2. The downhole system of claim 1, wherein the at least one member is foam.
3. The downhole system of claim 2, wherein the foam is a shape memory polymer foam.
4. The downhole system of claim 2, wherein at least some cement is partially entrapped by pores in the at least one member in the radially expanded condition, the at least one member degrading a strength of cured cement in an area occupied by the at least one member.
5. The downhole system of claim 1, wherein the at least one member is expandable upon exposure to heat.
6. The downhole system of claim 1, wherein the at least one member is configured to expand upon contact with curing cement.
7. The downhole system of claim 1, wherein the system is runnable within a borehole in a formation, and further comprising cement positionable within an annular space between the tubular and the borehole.
8. The downhole system of claim 7, wherein the at least one member is configured to contact walls of the borehole upon radial expansion.
9. The downhole system of claim 1, wherein the at least one member is foam, and further comprising a foam solvent passable through the tubular and to the at least one member when the at least one member is in an expanded condition, wherein introduction of the foam solvent provides a pathway from the port to a borehole wall.
10. The downhole system of claim 9, wherein the foam solvent is dimethylformamide or ethylene glycol monobutyl ether.

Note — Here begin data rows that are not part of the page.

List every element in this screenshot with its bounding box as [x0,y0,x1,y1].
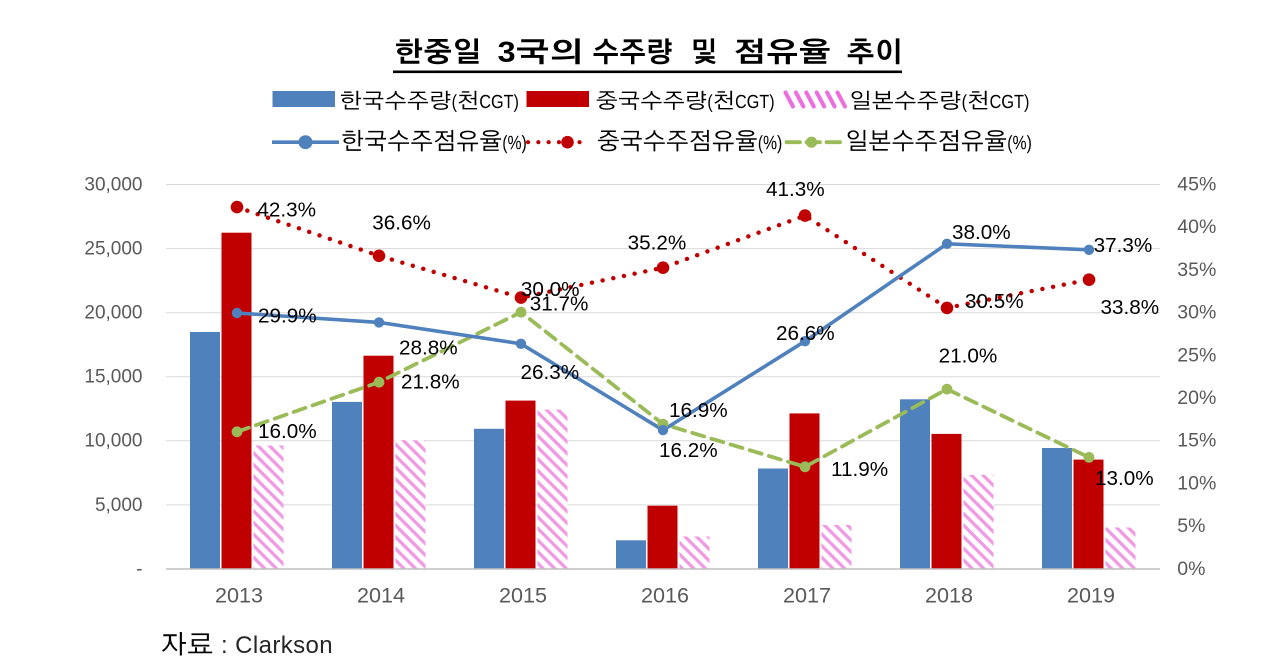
svg-text:2015: 2015 [499,582,547,607]
svg-text:26.3%: 26.3% [521,361,580,384]
svg-text:35.2%: 35.2% [628,231,687,254]
svg-text:16.9%: 16.9% [669,399,728,422]
svg-text:2018: 2018 [925,582,973,607]
svg-text:15%: 15% [1177,430,1216,452]
svg-text:20%: 20% [1177,387,1216,409]
svg-text:2017: 2017 [783,582,831,607]
svg-text:25%: 25% [1177,344,1216,366]
svg-text:33.8%: 33.8% [1101,296,1160,319]
svg-text:45%: 45% [1177,173,1216,195]
svg-text:: Clarkson: : Clarkson [221,632,333,659]
svg-text:0%: 0% [1177,558,1205,580]
svg-text:15,000: 15,000 [84,367,142,388]
svg-text:41.3%: 41.3% [766,178,825,201]
svg-text:28.8%: 28.8% [399,337,458,360]
svg-text:30%: 30% [1177,302,1216,324]
svg-text:35%: 35% [1177,259,1216,281]
svg-text:37.3%: 37.3% [1094,234,1153,257]
svg-text:16.2%: 16.2% [659,439,718,462]
svg-text:21.8%: 21.8% [401,371,460,394]
svg-text:16.0%: 16.0% [258,420,317,443]
svg-text:36.6%: 36.6% [372,212,431,235]
svg-text:38.0%: 38.0% [952,221,1011,244]
svg-text:20,000: 20,000 [84,303,142,324]
svg-text:25,000: 25,000 [84,239,142,260]
svg-text:40%: 40% [1177,216,1216,238]
svg-text:10,000: 10,000 [84,431,142,452]
svg-text:2019: 2019 [1067,582,1115,607]
svg-text:30.5%: 30.5% [965,290,1024,313]
svg-text:30.0%: 30.0% [521,278,580,301]
svg-text:30,000: 30,000 [84,174,142,195]
svg-text:5%: 5% [1177,515,1205,537]
svg-text:2016: 2016 [641,582,689,607]
svg-text:13.0%: 13.0% [1095,467,1154,490]
svg-text:2014: 2014 [357,582,405,607]
svg-text:2013: 2013 [215,582,263,607]
svg-text:29.9%: 29.9% [258,305,317,328]
svg-text:10%: 10% [1177,473,1216,495]
svg-text:42.3%: 42.3% [257,198,316,221]
svg-text:31.7%: 31.7% [530,292,589,315]
svg-text:21.0%: 21.0% [939,344,998,367]
svg-text:5,000: 5,000 [95,495,143,516]
svg-text:11.9%: 11.9% [831,458,888,481]
svg-text:26.6%: 26.6% [776,322,835,345]
svg-text:-: - [136,559,142,580]
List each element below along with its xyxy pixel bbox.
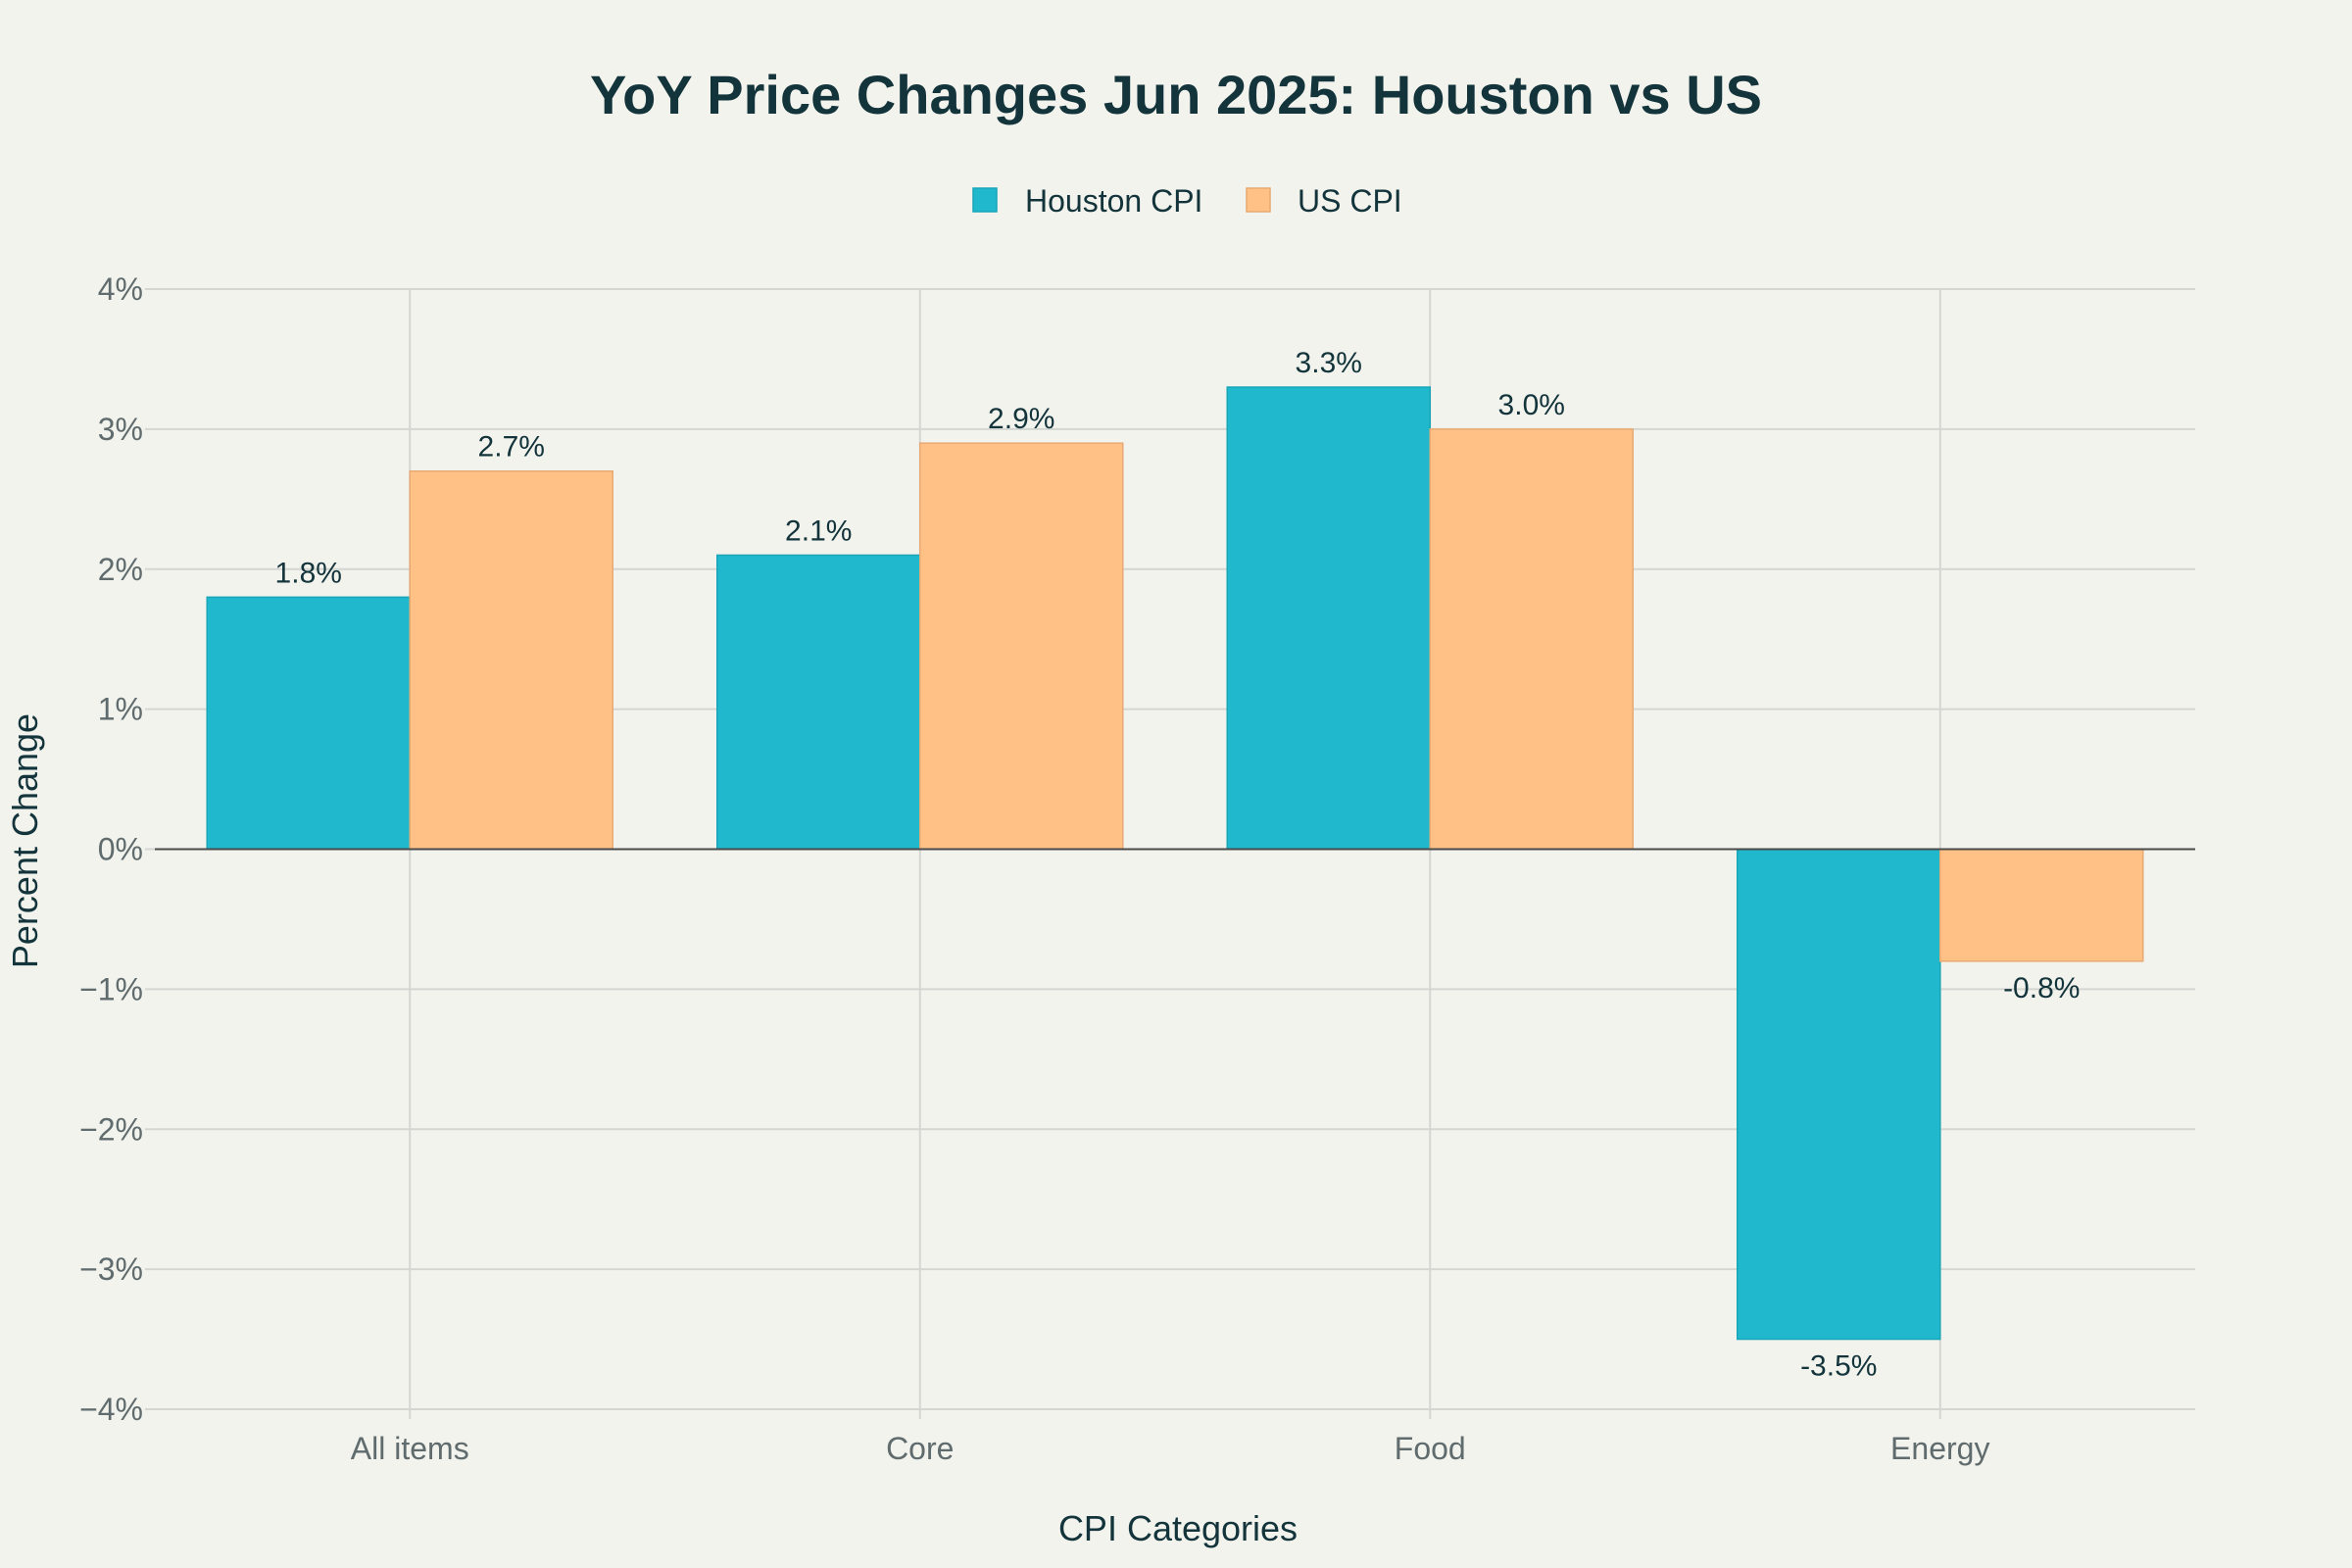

11. The downhole system of claim 1, further comprising at least one sleeve slidably engaged with the tubular to prevent fluid communication between an interior of the tubular and the at least one port until the at least one sleeve has been moved.
12. The downhole system of claim 1, wherein the at least one member is at least partially contained within the at least one port in the compressed condition of the at least one member.
13. The downhole system of claim 1, wherein the at least one member covers more than one port among the at least one port in the tubular.
14. A method of non-ballistically opening ports in a tubular of a downhole system, the method comprising:
covering at least one port in the tubular with an initially compressed radially extendable member;
inserting the tubular within a borehole;
cementing an annular space between the tubular and the borehole;
allowing the radially extendable member to expand from heat of curing cement; and,
at least partially displacing the cement with the radially extendable member.
15. The method of claim 14, wherein covering at least one port in the tubular with an initially compressed radially extendable member includes covering at least one port in the tubular with an initially compressed radially extendable shape memory polymer foam member.
16. The method of claim 15, further comprising introducing a foam removing agent in the tubular and out the port to at least partially dissolve the foam member.
17. The method of claim 16, wherein the foam removing agent is dimethylformamide or ethylene glycol monobutyl ether.
18. The method of claim 16, further comprising performing a fracturing operation through the port and at least partially dissolved foam member.
19. The method of claim 14, further comprising initially preventing fluid communication between an interior of the tubular and the annular space.
20. The method of claim 18, further comprising establishing fluid communication by moving a sleeve that initially covers the port.